Rehasport-Onkologie

Sport in unseren
onkologischen
Rehasport-Gruppen

Innerhalb Ihrer festen Gruppe (mit maximal 15 Teilnehmenden) trainieren Sie Ihre Kraft, Ausdauer, Koordination und Beweglichkeit unter Berücksichtigung Ihrer zugrundeliegenden Erkrankung. Dazu werden Sie von speziell ausgebildeten Trainer*innen angeleitet, die wirkungsvolle und gleichzeitig Freude bereitende Übungsstunden vorbereiten und zusammen mit Ihnen durchführen. Bewegung vor, während und nach erfolgter medizinischer Behandlung der Krebserkrankung hat sich in wissenschaftlichen Untersuchungen als vorteilhaft und als die medizinische Therapie unterstützend erwiesen.

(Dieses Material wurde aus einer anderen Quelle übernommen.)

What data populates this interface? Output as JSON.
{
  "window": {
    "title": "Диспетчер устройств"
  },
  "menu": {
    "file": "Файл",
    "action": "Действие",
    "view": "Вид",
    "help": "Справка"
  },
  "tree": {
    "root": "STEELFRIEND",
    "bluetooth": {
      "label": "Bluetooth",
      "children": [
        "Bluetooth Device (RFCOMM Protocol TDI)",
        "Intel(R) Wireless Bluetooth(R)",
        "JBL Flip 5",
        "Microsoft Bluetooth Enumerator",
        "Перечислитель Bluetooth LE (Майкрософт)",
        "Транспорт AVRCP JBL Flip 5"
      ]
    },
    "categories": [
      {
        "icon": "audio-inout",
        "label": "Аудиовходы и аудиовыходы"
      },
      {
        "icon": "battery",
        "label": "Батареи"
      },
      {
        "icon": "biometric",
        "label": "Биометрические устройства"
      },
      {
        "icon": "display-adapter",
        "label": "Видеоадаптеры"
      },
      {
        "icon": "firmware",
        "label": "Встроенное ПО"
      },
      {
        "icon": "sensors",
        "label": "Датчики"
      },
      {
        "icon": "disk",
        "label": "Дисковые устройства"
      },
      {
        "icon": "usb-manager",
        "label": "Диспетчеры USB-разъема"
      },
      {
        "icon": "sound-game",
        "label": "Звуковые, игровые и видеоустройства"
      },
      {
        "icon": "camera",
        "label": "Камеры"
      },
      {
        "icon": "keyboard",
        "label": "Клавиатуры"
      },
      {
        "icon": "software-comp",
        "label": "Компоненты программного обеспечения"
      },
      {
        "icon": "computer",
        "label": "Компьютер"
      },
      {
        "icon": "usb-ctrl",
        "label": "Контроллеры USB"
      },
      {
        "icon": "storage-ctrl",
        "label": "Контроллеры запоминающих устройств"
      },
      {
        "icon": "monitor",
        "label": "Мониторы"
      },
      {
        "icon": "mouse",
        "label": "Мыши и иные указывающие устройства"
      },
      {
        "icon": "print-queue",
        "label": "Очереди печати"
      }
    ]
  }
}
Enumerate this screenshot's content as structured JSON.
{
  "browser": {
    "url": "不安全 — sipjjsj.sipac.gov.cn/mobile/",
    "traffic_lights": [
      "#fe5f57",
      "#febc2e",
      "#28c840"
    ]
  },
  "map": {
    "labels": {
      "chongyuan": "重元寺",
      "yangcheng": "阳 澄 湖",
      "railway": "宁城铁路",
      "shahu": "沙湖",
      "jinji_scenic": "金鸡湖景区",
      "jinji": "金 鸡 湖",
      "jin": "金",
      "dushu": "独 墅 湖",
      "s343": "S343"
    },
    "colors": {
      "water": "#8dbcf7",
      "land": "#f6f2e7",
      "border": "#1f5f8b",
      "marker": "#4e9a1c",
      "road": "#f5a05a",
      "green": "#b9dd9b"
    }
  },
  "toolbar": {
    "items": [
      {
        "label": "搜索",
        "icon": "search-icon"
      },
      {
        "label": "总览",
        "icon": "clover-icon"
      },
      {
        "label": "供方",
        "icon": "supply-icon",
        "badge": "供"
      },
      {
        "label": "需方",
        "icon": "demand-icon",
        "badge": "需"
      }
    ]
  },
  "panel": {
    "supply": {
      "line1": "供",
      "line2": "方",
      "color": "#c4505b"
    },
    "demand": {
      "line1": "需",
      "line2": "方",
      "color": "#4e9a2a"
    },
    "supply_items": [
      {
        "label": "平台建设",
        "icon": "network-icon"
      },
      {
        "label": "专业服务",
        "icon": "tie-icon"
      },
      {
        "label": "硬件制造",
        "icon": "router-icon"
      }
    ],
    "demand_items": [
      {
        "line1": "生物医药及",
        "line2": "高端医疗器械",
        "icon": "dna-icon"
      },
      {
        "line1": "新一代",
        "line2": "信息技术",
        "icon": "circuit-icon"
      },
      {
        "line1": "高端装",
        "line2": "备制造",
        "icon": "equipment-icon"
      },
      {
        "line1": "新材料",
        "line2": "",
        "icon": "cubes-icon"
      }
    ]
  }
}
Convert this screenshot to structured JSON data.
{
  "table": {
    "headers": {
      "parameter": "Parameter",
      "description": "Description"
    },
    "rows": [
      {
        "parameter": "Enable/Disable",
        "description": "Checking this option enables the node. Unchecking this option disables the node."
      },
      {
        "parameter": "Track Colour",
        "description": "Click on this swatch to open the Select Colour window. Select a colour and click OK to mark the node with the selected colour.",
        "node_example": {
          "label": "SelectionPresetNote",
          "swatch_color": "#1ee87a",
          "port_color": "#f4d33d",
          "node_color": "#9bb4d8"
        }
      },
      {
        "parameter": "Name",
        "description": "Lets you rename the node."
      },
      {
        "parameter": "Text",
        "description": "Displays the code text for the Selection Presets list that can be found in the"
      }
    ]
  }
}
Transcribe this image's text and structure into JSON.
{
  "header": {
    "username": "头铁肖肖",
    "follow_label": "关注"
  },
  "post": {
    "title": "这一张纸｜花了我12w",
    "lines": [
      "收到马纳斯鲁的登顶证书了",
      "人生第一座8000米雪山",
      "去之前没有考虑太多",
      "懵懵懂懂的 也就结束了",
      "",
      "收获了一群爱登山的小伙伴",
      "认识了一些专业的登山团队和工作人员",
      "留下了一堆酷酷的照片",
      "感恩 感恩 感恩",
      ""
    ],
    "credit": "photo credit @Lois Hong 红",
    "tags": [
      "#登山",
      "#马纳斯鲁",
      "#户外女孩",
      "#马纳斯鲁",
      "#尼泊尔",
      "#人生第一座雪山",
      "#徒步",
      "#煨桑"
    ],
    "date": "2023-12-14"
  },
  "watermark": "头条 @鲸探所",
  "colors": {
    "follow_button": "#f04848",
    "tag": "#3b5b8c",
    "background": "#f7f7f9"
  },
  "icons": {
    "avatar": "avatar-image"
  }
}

Daher möchten wir sie ermutigen, mit uns in Bewegung zu kommen oder zu bleiben. Sie üben gemeinsam mit Menschen, die ähnlich wie Sie von einer Krebserkrankung betroffen sind oder waren, sodass sie zusätzlich zum Sport Erfahrungen austauschen, Freundschaften aufbauen und sich gegenseitig unterstützen können. Somit kann Ihre Gesundheit durch den Rehabilitationssport ganzheitlich gestärkt werden.
Durch Ihre aktive und regelmäßige Teilnahme können mögliche Nebenwirkungen der medizinischen Behandlung wie z. B. die chemotherapie-induzierte Polyneuropathie, Lymphödeme und Fatigue sowie Spätfolgen vorgebeugt oder bereits aufgetretene Nebenwirkungen der medizinischen onkologischen Behandlung reduziert werden. Die Bewegung unterstützt also Ihre medizinische Behandlung und wirkt gleichzeitig rehabilitativ sowie präventiv.

Mögliche Indikationen aufgrund welcher der onkologische Rehasport verordnet werden kann, sind sämtliche onkologische Krankheitsbilder, unter anderem zum Beispiel Mammakarzinom (Brustkrebs) oder Prostatakarzinom.

Lassen Sie sich von Ihrem behandelnden Arzt beraten, ob die Ausstellung einer Rehabilitationssport-Verordnung (Formular 56) bei Ihrer Form der Erkrankung möglich ist. Die Verordnung unterliegt nicht der Heilmittelverordnung und belastet somit NICHT das Budget des Arztes!